S’il est vrai que nous œuvrons le plus souvent "en coulisse", nous sommes parfois amenés à croiser les familles et à leur parler, et même à rentrer dans leur intimité lorsque nous intervenons à domicile. Les qualités d’un thanatopracteur ne sauraient donc être exclusivement techniques, mais elles sont également humaines.

Je vais donc à présent tâcher de dresser la liste des qualités qui, selon moi, sont requises pour être thanatopracteur, sans établir de classement entre elles (étant toutes d’égale importance).

L’amour du métier :

S’il a été vrai à une époque, que j’ai eu la chance de connaître, que les thanatopracteurs ont très correctement gagné leur vie, leurs salaires sont bien plus modestes aujourd’hui. L’appât du gain ne peut plus constituer une motivation suffisante pour exercer un métier aussi dur. L’heure de la reconnaissance n’a pas encore sonné, et la seule et unique satisfaction que nous pouvons tirer de notre travail, c’est la fierté de l’avoir bien fait. Nous, thanatopracteurs, avons la chance et le privilège d’avoir un travail qui est aussi un métier, et le plus souvent une vocation, voire un sacerdoce pour les plus passionnés.

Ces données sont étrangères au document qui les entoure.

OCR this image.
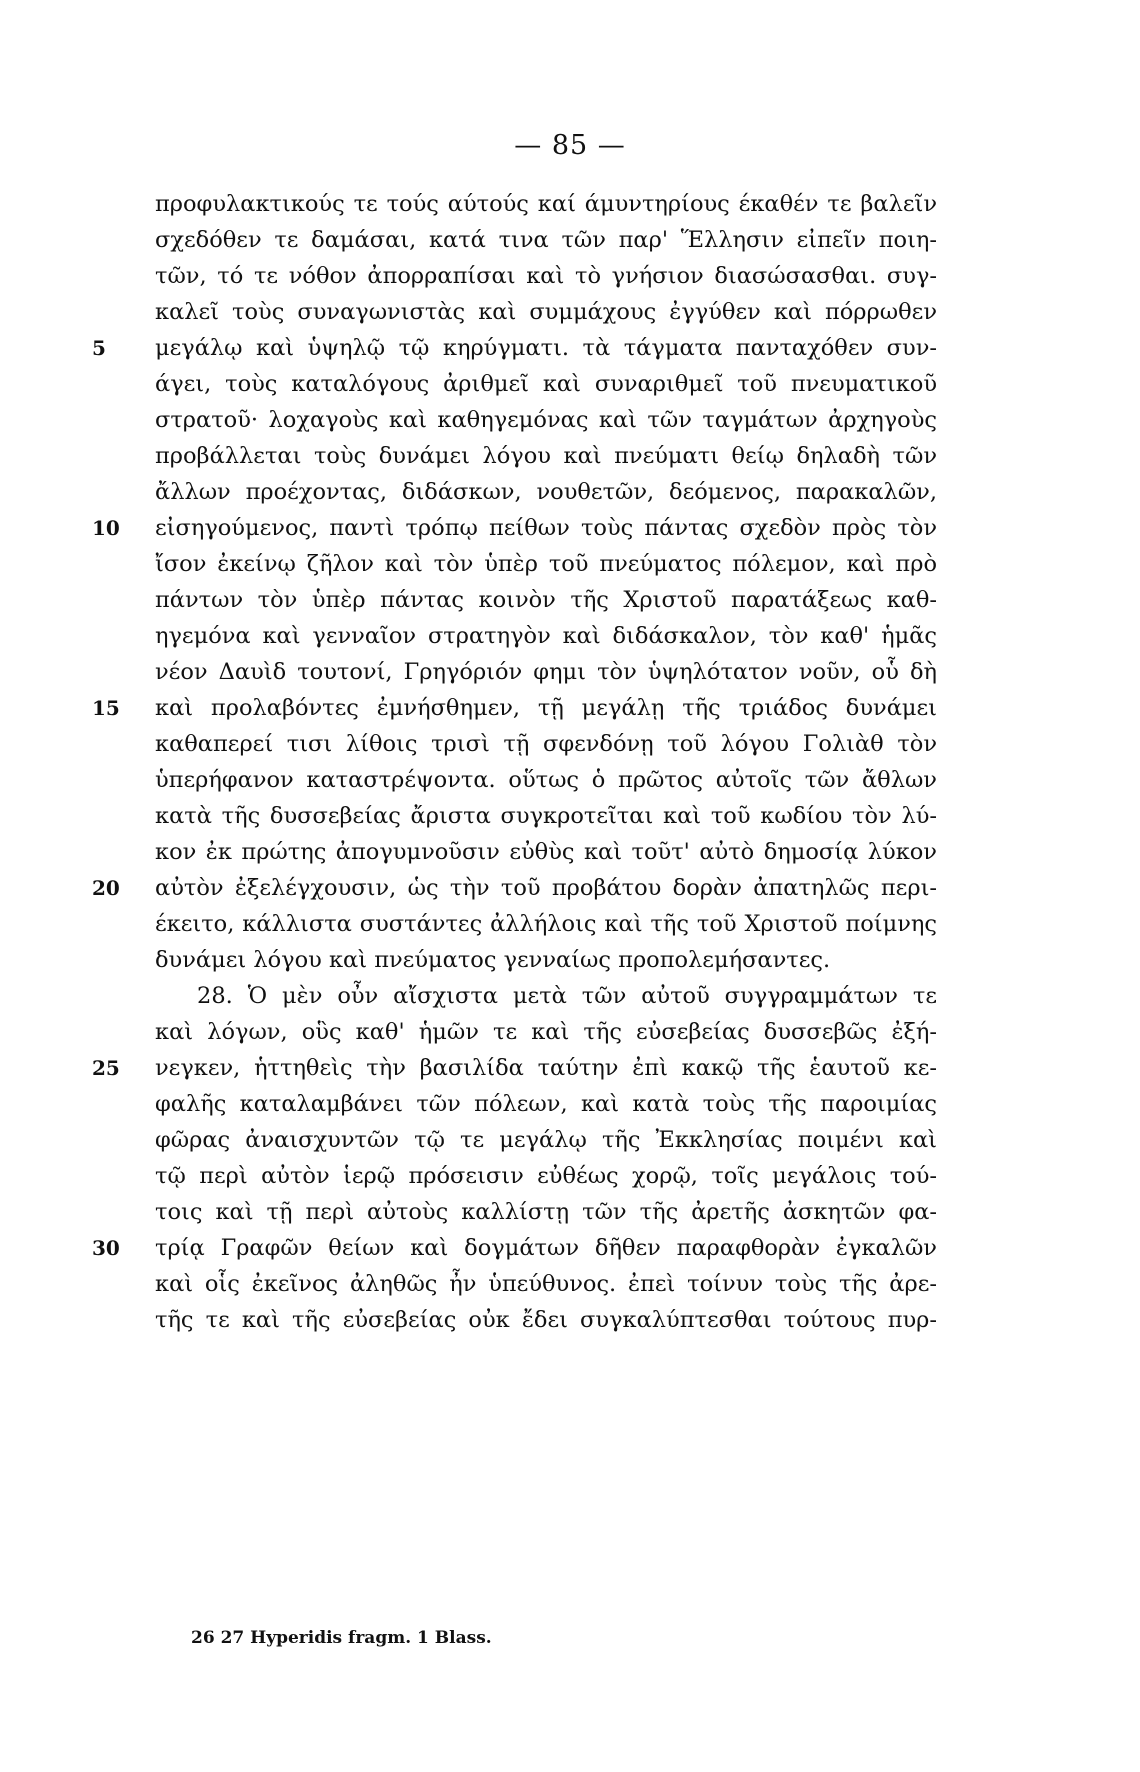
— 85 —
προφυλακτικούς τε τούς αύτούς καί άμυντηρίους έκαθέν τε βαλεῖν
σχεδόθεν τε δαμάσαι, κατά τινα τῶν παρ' Ἕλλησιν εἰπεῖν ποιη-
τῶν, τό τε νόθον ἀπορραπίσαι καὶ τὸ γνήσιον διασώσασθαι. συγ-
καλεῖ τοὺς συναγωνιστὰς καὶ συμμάχους ἐγγύθεν καὶ πόρρωθεν
μεγάλῳ καὶ ὑψηλῷ τῷ κηρύγματι. τὰ τάγματα πανταχόθεν συν-
άγει, τοὺς καταλόγους ἀριθμεῖ καὶ συναριθμεῖ τοῦ πνευματικοῦ
στρατοῦ· λοχαγοὺς καὶ καθηγεμόνας καὶ τῶν ταγμάτων ἀρχηγοὺς
προβάλλεται τοὺς δυνάμει λόγου καὶ πνεύματι θείῳ δηλαδὴ τῶν
ἄλλων προέχοντας, διδάσκων, νουθετῶν, δεόμενος, παρακαλῶν,
εἰσηγούμενος, παντὶ τρόπῳ πείθων τοὺς πάντας σχεδὸν πρὸς τὸν
ἴσον ἐκείνῳ ζῆλον καὶ τὸν ὑπὲρ τοῦ πνεύματος πόλεμον, καὶ πρὸ
πάντων τὸν ὑπὲρ πάντας κοινὸν τῆς Χριστοῦ παρατάξεως καθ-
ηγεμόνα καὶ γενναῖον στρατηγὸν καὶ διδάσκαλον, τὸν καθ' ἡμᾶς
νέον Δαυὶδ τουτονί, Γρηγόριόν φημι τὸν ὑψηλότατον νοῦν, οὗ δὴ
καὶ προλαβόντες ἐμνήσθημεν, τῇ μεγάλῃ τῆς τριάδος δυνάμει
καθαπερεί τισι λίθοις τρισὶ τῇ σφενδόνῃ τοῦ λόγου Γολιὰθ τὸν
ὑπερήφανον καταστρέψοντα. οὕτως ὁ πρῶτος αὐτοῖς τῶν ἄθλων
κατὰ τῆς δυσσεβείας ἄριστα συγκροτεῖται καὶ τοῦ κωδίου τὸν λύ-
κον ἐκ πρώτης ἀπογυμνοῦσιν εὐθὺς καὶ τοῦτ' αὐτὸ δημοσίᾳ λύκον
αὐτὸν ἐξελέγχουσιν, ὡς τὴν τοῦ προβάτου δορὰν ἀπατηλῶς περι-
έκειτο, κάλλιστα συστάντες ἀλλήλοις καὶ τῆς τοῦ Χριστοῦ ποίμνης
δυνάμει λόγου καὶ πνεύματος γενναίως προπολεμήσαντες.
28. Ὁ μὲν οὖν αἴσχιστα μετὰ τῶν αὐτοῦ συγγραμμάτων τε
καὶ λόγων, οὓς καθ' ἡμῶν τε καὶ τῆς εὐσεβείας δυσσεβῶς ἐξή-
νεγκεν, ἡττηθεὶς τὴν βασιλίδα ταύτην ἐπὶ κακῷ τῆς ἑαυτοῦ κε-
φαλῆς καταλαμβάνει τῶν πόλεων, καὶ κατὰ τοὺς τῆς παροιμίας
φῶρας ἀναισχυντῶν τῷ τε μεγάλῳ τῆς Ἐκκλησίας ποιμένι καὶ
τῷ περὶ αὐτὸν ἱερῷ πρόσεισιν εὐθέως χορῷ, τοῖς μεγάλοις τού-
τοις καὶ τῇ περὶ αὐτοὺς καλλίστῃ τῶν τῆς ἀρετῆς ἀσκητῶν φα-
τρίᾳ Γραφῶν θείων καὶ δογμάτων δῆθεν παραφθορὰν ἐγκαλῶν
καὶ οἷς ἐκεῖνος ἀληθῶς ἦν ὑπεύθυνος. ἐπεὶ τοίνυν τοὺς τῆς ἀρε-
τῆς τε καὶ τῆς εὐσεβείας οὐκ ἔδει συγκαλύπτεσθαι τούτους πυρ-
5
10
15
20
25
30
26 27 Hyperidis fragm. 1 Blass.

La conscience professionnelle 

Nous ne devons jamais perdre de vue la confiance dont une famille nous honore en nous confiant le corps d’un être cher. Nous devons nous en montrer dignes et avoir conscience de l’impact que la qualité de notre travail peut avoir sur leur vie. Il s’agit d’une très grande responsabilité, et nous avons le devoir de l’assumer, c’est notre mission.

L’humilité 

Prendre son travail au sérieux ne signifie pas se prendre au sérieux. La thanatopraxie est un art et une science, la technique s’acquiert au fil des années, et il est impossible d’évoluer si l’on est déjà persuadé de tout savoir. Il ne faut jamais oublier que le diplôme n’est qu’un ticket d’entrée, on continue à apprendre tout au long de sa carrière, et c’est sans doute ce qu’il y a de plus beau dans cette profession. L’humilité, l’ouverture d’esprit et la curiosité sont trois qualités nécessaires à un thanatopracteur.

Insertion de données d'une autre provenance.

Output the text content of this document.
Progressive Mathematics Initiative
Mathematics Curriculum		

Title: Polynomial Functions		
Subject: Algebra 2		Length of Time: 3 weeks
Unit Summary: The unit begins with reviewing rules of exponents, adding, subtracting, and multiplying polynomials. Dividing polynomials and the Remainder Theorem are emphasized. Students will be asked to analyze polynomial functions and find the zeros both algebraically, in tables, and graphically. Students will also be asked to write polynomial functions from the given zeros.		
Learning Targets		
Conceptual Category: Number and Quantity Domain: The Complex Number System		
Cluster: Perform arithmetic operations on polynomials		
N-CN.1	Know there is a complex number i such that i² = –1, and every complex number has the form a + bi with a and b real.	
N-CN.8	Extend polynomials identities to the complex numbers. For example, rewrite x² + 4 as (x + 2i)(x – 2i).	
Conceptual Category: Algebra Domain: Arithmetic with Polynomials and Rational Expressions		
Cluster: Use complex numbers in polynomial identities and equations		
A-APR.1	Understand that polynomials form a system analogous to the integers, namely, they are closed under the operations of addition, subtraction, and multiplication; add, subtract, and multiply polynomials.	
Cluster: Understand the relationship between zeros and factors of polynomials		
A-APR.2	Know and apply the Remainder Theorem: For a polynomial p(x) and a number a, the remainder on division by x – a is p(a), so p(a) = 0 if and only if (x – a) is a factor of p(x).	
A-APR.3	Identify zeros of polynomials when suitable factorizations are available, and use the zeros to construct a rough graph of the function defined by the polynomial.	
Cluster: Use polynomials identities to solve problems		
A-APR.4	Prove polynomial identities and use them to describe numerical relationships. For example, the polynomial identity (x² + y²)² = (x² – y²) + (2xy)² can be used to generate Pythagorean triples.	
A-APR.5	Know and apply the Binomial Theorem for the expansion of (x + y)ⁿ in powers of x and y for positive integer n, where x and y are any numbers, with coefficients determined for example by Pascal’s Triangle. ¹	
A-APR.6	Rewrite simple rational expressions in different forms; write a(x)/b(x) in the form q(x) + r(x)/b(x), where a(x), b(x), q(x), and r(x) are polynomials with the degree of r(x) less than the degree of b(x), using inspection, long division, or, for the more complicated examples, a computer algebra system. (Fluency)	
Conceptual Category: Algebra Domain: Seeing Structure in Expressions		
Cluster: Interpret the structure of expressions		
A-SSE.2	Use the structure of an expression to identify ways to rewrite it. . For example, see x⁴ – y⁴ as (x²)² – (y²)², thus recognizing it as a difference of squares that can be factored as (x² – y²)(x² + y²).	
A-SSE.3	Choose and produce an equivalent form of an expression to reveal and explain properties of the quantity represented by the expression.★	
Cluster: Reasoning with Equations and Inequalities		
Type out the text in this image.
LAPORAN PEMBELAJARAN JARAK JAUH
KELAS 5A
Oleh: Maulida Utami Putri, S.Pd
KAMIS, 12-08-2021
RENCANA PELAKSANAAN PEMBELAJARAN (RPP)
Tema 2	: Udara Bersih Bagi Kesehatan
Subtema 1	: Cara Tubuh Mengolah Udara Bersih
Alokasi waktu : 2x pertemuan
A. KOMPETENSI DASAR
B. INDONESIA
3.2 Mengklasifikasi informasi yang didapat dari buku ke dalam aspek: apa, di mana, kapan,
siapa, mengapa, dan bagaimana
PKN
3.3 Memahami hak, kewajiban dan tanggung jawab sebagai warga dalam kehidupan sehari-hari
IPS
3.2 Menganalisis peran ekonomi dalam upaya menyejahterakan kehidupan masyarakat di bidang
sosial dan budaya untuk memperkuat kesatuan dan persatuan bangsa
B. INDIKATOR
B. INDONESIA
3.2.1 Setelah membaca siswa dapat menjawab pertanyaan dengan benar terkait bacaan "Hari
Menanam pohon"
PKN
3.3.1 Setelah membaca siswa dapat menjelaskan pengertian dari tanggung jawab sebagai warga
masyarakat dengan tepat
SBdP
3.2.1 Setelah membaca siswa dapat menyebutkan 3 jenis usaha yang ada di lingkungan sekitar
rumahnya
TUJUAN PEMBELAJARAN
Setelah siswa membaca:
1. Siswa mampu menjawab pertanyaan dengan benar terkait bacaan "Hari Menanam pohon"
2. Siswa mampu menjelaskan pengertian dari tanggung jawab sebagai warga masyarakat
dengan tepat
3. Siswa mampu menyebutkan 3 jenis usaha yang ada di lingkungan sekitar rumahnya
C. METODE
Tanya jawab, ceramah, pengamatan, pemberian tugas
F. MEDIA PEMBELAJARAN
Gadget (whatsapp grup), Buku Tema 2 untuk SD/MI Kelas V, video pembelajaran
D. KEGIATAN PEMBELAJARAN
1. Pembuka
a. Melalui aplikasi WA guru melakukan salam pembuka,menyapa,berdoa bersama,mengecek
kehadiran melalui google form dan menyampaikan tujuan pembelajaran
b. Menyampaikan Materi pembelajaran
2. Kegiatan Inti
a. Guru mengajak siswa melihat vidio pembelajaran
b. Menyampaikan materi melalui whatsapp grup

Par ailleurs, s’autoproclamer "meilleur thanatopracteur" est vain, la reconnaissance, s’il doit y en avoir une un jour, viendra de nos pairs, et de personne d’autre.

La discrétion 

Un thanatopracteur se doit d’être discret, tout au moins dans l’exercice de son métier. Dans sa vie privée, il est libre de laisser libre cours à sa personnalité en parlant et en s’habillant comme il le souhaite. Rien ne lui interdit alors d’exhiber ses tatouages et piercings, de porter des coiffures et des tenues décontractées ou excentriques, des joggings ou des chemises à jabot, etc., mais, lorsqu’il travaille, le thanatopracteur se doit de se confondre avec la tapisserie (ou plutôt le carrelage) et d’être aussi discret qu’une petite souris.

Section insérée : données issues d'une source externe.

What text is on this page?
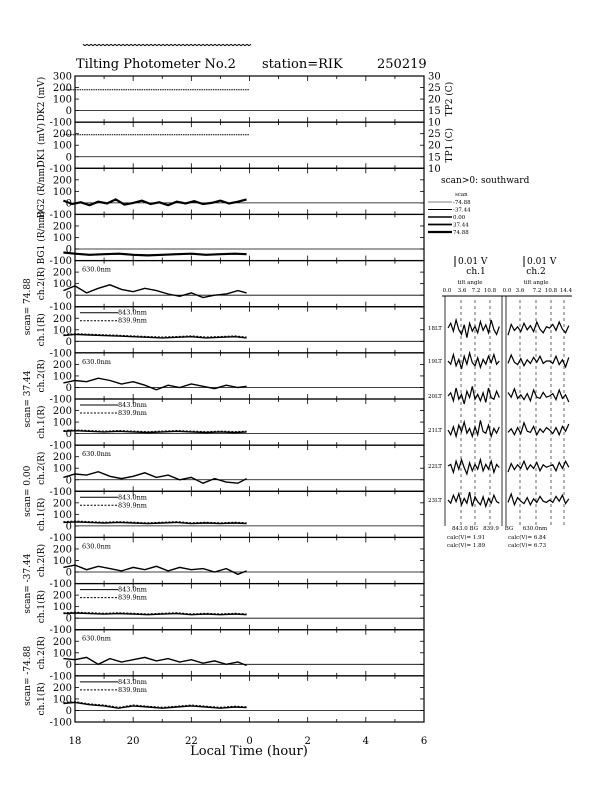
Tilting Photometer No.2 station=RIK	250219
300
200
100
0
-100
DK2 (mV)
200
100
0
-100
DK1 (mV)
200
100
0
-100
BG2 (R/nm)
200
100
0
-100
BG1 (R/nm)
200
100
0
-100
ch.2(R)	630.0nm
200
100
0
-100
ch.1(R)
843.0nm
839.9nm
200
100
0
-100
ch.2(R)	630.0nm
200
100
0
-100
ch.1(R)
843.0nm
839.9nm
200
100
0
-100
ch.2(R)	630.0nm
200
100
0
-100
ch.1(R)
843.0nm
839.9nm
200
100
0
-100
ch.2(R)	630.0nm
200
100
0
-100
ch.1(R)
843.0nm
839.9nm
200
100
0
-100
ch.2(R)	630.0nm
200
100
0
-100
ch.1(R)
843.0nm
839.9nm
scan= 74.88
scan= 37.44
scan= 0.00
scan= -37.44
scan= -74.88
30
25
20
15
10
25
20
15
10
TP2 (C)
TP1 (C)
18	20	22	0	2	4	6
Local Time (hour)
scan>0: southward
scan
-74.88
-37.44
0.00
37.44
74.88
0.01 V	0.01 V
ch.1	ch.2
tilt angle	tilt angle
0.0 3.6 7.2 10.8 0.0 3.6 7.2 10.8 14.4
18LT
19LT
20LT
21LT
22LT
23LT
843.0 BG 839.9 BG 630.0nm
calc(V)= 1.91
calc(V)= 1.89
calc(V)= 6.84
calc(V)= 6.73
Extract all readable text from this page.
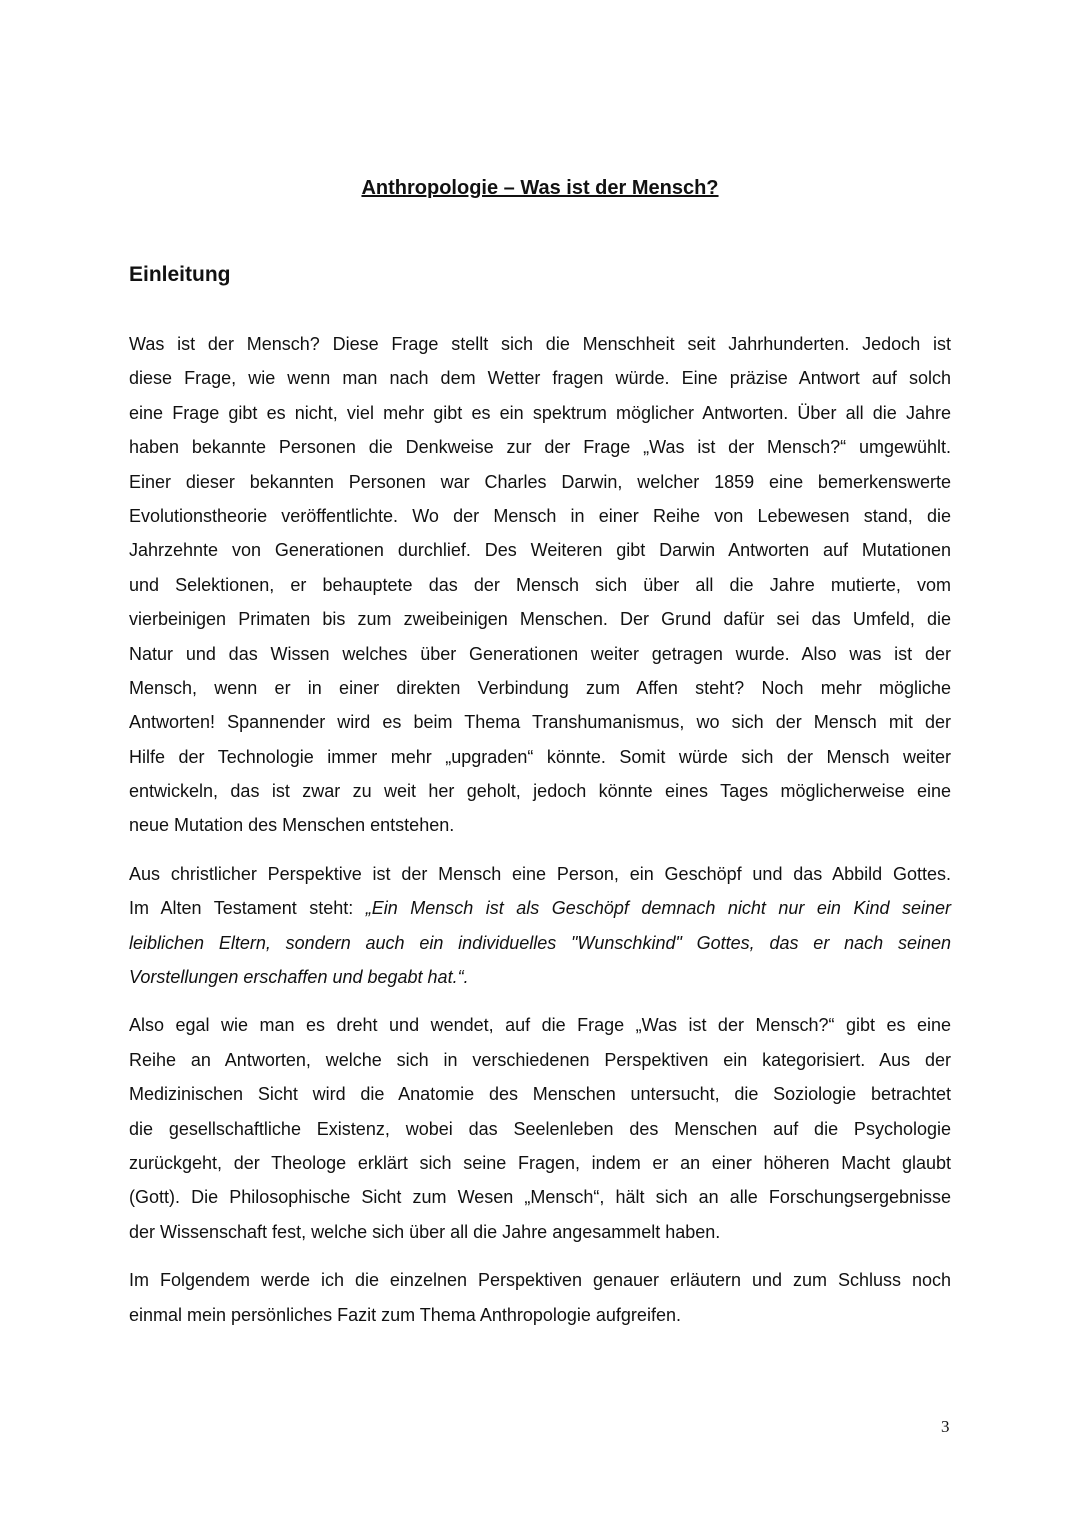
Anthropologie – Was ist der Mensch?
Einleitung
Was ist der Mensch? Diese Frage stellt sich die Menschheit seit Jahrhunderten. Jedoch ist
diese Frage, wie wenn man nach dem Wetter fragen würde. Eine präzise Antwort auf solch
eine Frage gibt es nicht, viel mehr gibt es ein spektrum möglicher Antworten. Über all die Jahre
haben bekannte Personen die Denkweise zur der Frage „Was ist der Mensch?“ umgewühlt.
Einer dieser bekannten Personen war Charles Darwin, welcher 1859 eine bemerkenswerte
Evolutionstheorie veröffentlichte. Wo der Mensch in einer Reihe von Lebewesen stand, die
Jahrzehnte von Generationen durchlief. Des Weiteren gibt Darwin Antworten auf Mutationen
und Selektionen, er behauptete das der Mensch sich über all die Jahre mutierte, vom
vierbeinigen Primaten bis zum zweibeinigen Menschen. Der Grund dafür sei das Umfeld, die
Natur und das Wissen welches über Generationen weiter getragen wurde. Also was ist der
Mensch, wenn er in einer direkten Verbindung zum Affen steht? Noch mehr mögliche
Antworten! Spannender wird es beim Thema Transhumanismus, wo sich der Mensch mit der
Hilfe der Technologie immer mehr „upgraden“ könnte. Somit würde sich der Mensch weiter
entwickeln, das ist zwar zu weit her geholt, jedoch könnte eines Tages möglicherweise eine
neue Mutation des Menschen entstehen.
Aus christlicher Perspektive ist der Mensch eine Person, ein Geschöpf und das Abbild Gottes.
Im Alten Testament steht: „Ein Mensch ist als Geschöpf demnach nicht nur ein Kind seiner
leiblichen Eltern, sondern auch ein individuelles "Wunschkind" Gottes, das er nach seinen
Vorstellungen erschaffen und begabt hat.“.
Also egal wie man es dreht und wendet, auf die Frage „Was ist der Mensch?“ gibt es eine
Reihe an Antworten, welche sich in verschiedenen Perspektiven ein kategorisiert. Aus der
Medizinischen Sicht wird die Anatomie des Menschen untersucht, die Soziologie betrachtet
die gesellschaftliche Existenz, wobei das Seelenleben des Menschen auf die Psychologie
zurückgeht, der Theologe erklärt sich seine Fragen, indem er an einer höheren Macht glaubt
(Gott). Die Philosophische Sicht zum Wesen „Mensch“, hält sich an alle Forschungsergebnisse
der Wissenschaft fest, welche sich über all die Jahre angesammelt haben.
Im Folgendem werde ich die einzelnen Perspektiven genauer erläutern und zum Schluss noch
einmal mein persönliches Fazit zum Thema Anthropologie aufgreifen.
3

La discrétion consiste également à ne pas s’épancher et à respecter le secret professionnel. Il est normal de ressentir le besoin d’échanger entre collègues, mais l’anonymat des défunts doit être préservé.

La patience 

Une partie non négligeable de notre travail consiste à attendre. Nous attendons les appels, nous attendons les transporteurs, nous attendons que les familles nous apportent les vêtements… la patience est donc une qualité indispensable au thanatopracteur.

Le sang-froid 

Sans jeu de mots de mauvais goût, il s’agit là d’une des qualités les plus importantes pour un thanatopracteur. Nous devons être capables de contrôler toutes nos émotions, nous pouvons éprouver de l’effroi, du dégoût ou de la colère, mais en aucun cas le faire apparaître.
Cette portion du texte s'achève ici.